Smith and Wickens argued that nearly all of the tests of exchange rate models made to date have been carried out on the reduced form rather than on the structural form of the exchange rate equations. These tests have generally failed to support the underlying economic theories, but Smith and Wickens argued that this may result from their failure to incorporate a reasonable dynamic specification.

In their paper, Smith and Wickens estimated a structural econometric model of a small open economy, based on an adaptation of the Buiter and Miller version of the Dornbusch 'overshooting' model. The principal characteristics of this model are sticky prices, portfolio balance and uncovered interest parity. Buiter and Miller's model allows there to be steady-state inflation by using an expectations augmented Phillips equation. Smith and Wickens modified this model to include the effects of certain exogenous variables such as oil prices production, and to permit endogenous core inflation.

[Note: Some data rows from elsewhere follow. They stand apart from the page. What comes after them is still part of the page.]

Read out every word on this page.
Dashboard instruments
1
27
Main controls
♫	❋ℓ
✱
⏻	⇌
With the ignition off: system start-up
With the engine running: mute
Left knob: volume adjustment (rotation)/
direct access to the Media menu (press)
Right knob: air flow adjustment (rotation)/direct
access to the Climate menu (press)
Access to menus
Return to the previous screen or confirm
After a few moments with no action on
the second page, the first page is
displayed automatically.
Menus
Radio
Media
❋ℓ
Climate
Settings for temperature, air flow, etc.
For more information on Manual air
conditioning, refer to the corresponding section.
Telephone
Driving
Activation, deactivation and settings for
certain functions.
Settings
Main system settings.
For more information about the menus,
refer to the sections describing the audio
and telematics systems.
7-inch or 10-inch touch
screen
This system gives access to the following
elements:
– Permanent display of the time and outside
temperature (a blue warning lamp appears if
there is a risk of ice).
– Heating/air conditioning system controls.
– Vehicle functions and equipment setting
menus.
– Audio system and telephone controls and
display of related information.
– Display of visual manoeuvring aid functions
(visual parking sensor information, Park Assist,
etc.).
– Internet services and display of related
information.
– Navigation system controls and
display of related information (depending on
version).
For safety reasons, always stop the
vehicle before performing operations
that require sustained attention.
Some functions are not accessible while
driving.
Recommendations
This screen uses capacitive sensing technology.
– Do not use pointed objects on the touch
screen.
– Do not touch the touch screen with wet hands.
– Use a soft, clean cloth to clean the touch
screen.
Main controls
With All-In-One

In CEPR Discussion Paper No. 7, Smith and Wickens had estimated a stylized structural version of the monetary model for the United Kingdom in the period 1973-1981. In their workshop paper, using the same data set, they estimated the full structure of the rational expectations Dornbusch/Buiter-Miller model. They then used the estimated econometric model to provide an estimate of a simplified rational expectations version of the Buiter-Miller model which could easily be used to analyse the short-run behaviour of the exchange rate. The simulation results for the model confirmed that the exchange rate does overshoot following a change in the level of the money supply, and they indicated that this overshooting is of the order of 21%. Initially, the price level is unaffected, and thereafter it rises to its new equilibrium level fairly smoothly.

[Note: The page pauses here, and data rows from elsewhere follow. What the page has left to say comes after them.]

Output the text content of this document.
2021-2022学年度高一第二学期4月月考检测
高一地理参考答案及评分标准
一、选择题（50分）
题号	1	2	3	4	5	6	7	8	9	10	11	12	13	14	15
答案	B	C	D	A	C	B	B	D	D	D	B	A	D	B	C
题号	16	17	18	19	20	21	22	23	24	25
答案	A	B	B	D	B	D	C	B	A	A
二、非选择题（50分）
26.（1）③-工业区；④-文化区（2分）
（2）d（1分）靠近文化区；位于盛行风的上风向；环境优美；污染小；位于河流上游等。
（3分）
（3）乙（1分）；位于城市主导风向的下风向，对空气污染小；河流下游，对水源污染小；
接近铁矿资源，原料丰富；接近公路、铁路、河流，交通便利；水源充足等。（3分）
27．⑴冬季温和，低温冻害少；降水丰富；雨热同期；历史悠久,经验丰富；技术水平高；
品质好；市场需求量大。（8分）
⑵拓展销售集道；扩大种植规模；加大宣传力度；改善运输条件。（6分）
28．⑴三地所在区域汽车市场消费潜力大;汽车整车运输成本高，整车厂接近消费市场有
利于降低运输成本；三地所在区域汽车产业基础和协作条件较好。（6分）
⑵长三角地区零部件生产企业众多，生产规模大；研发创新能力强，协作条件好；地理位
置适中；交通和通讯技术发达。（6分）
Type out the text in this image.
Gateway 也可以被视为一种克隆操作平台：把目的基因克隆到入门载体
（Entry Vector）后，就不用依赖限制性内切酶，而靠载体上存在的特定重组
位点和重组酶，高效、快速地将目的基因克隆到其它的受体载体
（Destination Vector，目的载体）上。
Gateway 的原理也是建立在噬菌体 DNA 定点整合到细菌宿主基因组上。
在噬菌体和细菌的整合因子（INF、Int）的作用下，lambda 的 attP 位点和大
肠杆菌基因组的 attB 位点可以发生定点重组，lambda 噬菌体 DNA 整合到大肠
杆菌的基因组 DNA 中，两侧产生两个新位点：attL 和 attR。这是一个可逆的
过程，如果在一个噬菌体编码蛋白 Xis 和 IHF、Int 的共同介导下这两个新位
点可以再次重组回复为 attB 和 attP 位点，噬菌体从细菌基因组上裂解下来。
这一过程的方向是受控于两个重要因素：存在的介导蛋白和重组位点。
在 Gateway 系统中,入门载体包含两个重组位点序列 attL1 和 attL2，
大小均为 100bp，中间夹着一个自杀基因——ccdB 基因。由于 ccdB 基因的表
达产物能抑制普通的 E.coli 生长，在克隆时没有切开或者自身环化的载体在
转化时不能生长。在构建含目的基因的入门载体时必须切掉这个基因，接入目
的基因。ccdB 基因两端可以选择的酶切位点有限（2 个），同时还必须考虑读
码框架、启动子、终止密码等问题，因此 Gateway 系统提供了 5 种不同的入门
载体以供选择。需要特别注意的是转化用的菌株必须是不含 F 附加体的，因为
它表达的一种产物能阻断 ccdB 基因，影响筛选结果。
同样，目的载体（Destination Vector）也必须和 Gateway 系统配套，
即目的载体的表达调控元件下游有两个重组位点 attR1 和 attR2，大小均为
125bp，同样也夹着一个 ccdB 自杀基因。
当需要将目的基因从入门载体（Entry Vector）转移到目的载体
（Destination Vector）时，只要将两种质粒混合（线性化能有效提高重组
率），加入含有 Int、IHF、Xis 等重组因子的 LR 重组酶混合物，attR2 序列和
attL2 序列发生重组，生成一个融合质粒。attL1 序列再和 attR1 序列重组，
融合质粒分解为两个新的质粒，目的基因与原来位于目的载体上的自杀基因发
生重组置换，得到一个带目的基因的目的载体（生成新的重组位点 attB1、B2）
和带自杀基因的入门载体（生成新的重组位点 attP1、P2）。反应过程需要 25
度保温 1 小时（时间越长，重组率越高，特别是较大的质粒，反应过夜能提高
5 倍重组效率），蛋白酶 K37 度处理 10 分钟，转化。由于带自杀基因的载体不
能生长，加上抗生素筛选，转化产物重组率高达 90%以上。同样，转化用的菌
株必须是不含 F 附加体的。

Smith and Wickens concluded that the standard textbook model of the determination of exchange rates for a small open economy is capable of giving a reasonably good empirical explanation, provided that the model is dynamically well specified and that its structural (and not its reduced form) is estimated.

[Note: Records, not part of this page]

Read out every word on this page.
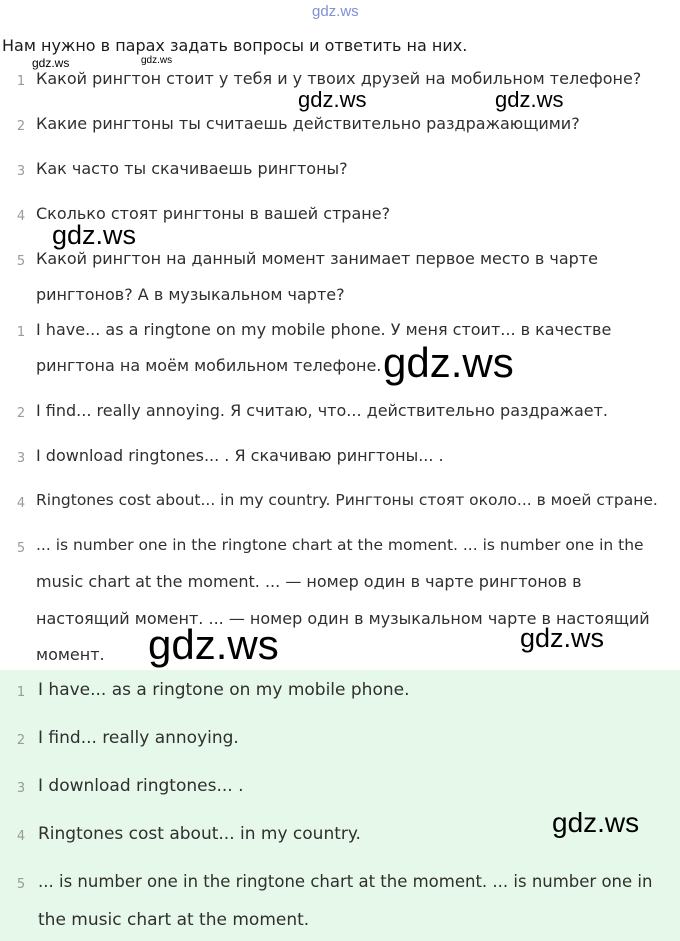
gdz.ws
Нам нужно в парах задать вопросы и ответить на них.
1 Какой рингтон стоит у тебя и у твоих друзей на мобильном телефоне?
2 Какие рингтоны ты считаешь действительно раздражающими?
3 Как часто ты скачиваешь рингтоны?
4 Сколько стоят рингтоны в вашей стране?
5 Какой рингтон на данный момент занимает первое место в чарте
рингтонов? А в музыкальном чарте?
1 I have... as a ringtone on my mobile phone. У меня стоит... в качестве
рингтона на моём мобильном телефоне.
2 I find... really annoying. Я считаю, что... действительно раздражает.
3 I download ringtones... . Я скачиваю рингтоны... .
4 Ringtones cost about... in my country. Рингтоны стоят около... в моей стране.
5 ... is number one in the ringtone chart at the moment. ... is number one in the
music chart at the moment. ... — номер один в чарте рингтонов в
настоящий момент. ... — номер один в музыкальном чарте в настоящий
момент.
1 I have... as a ringtone on my mobile phone.
2 I find... really annoying.
3 I download ringtones... .
4 Ringtones cost about... in my country.
5 ... is number one in the ringtone chart at the moment. ... is number one in
the music chart at the moment.
gdz.ws	gdz.ws
gdz.ws	gdz.ws
gdz.ws
gdz.ws
gdz.ws	gdz.ws
gdz.ws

William Branson (Princeton University and CEPR), in his presentation 'US Fiscal Policy and the Dollar', argued that while structural economic models explained medium-term exchange rate movements quite well, they were very bad at explaining short-run fluctuations. His model concentrated on the relationship between the US exchange rate, the long and short interest rates and the fiscal deficit. The risk premium in the interest-parity condition was related to the stock of government bonds outstanding, on the grounds that a larger stock of bonds increased the risk of devaluation, as foreign residents became less willing to hold US assets. Branson argued that numerical simulations with plausible parameter values reproduced the stylized facts of US exchange rate and interest rate behaviour.

The final session of the workshop was devoted to a general discussion of alternative approaches to exchange rate modelling. This discussion was based around a survey paper by Peter Isard (IMF), entitled 'Alternative Approaches to the Empirical Modelling of Exchange Rates: Where is the Profession Now?'; Gerry Holtham (OECD) reported on progress at the OECD in modelling exchange rates. Putting more effort into building models which assumed uncovered interest parity was generally seen as unpromising: more attention should be paid to providing a more sophisticated treatment of risk premia. Portfolio balance models tended to perform poorly for a variety of reasons, which included difficulties in measuring asset stocks accurately. A number of participants argued that by putting so much emphasis on rationality economic models were often incapable of capturing important real world phenomena. Speculative bubbles were a plausible explanation of many exchange rate fluctuations and more effort should be made to incorporate them into econometric modelling. There was also some discussion of the use of the current account balance to 'tie down' the long-run exchange rate equilibrium, although it was stressed that this often led to perverse short-run exchange rate movements.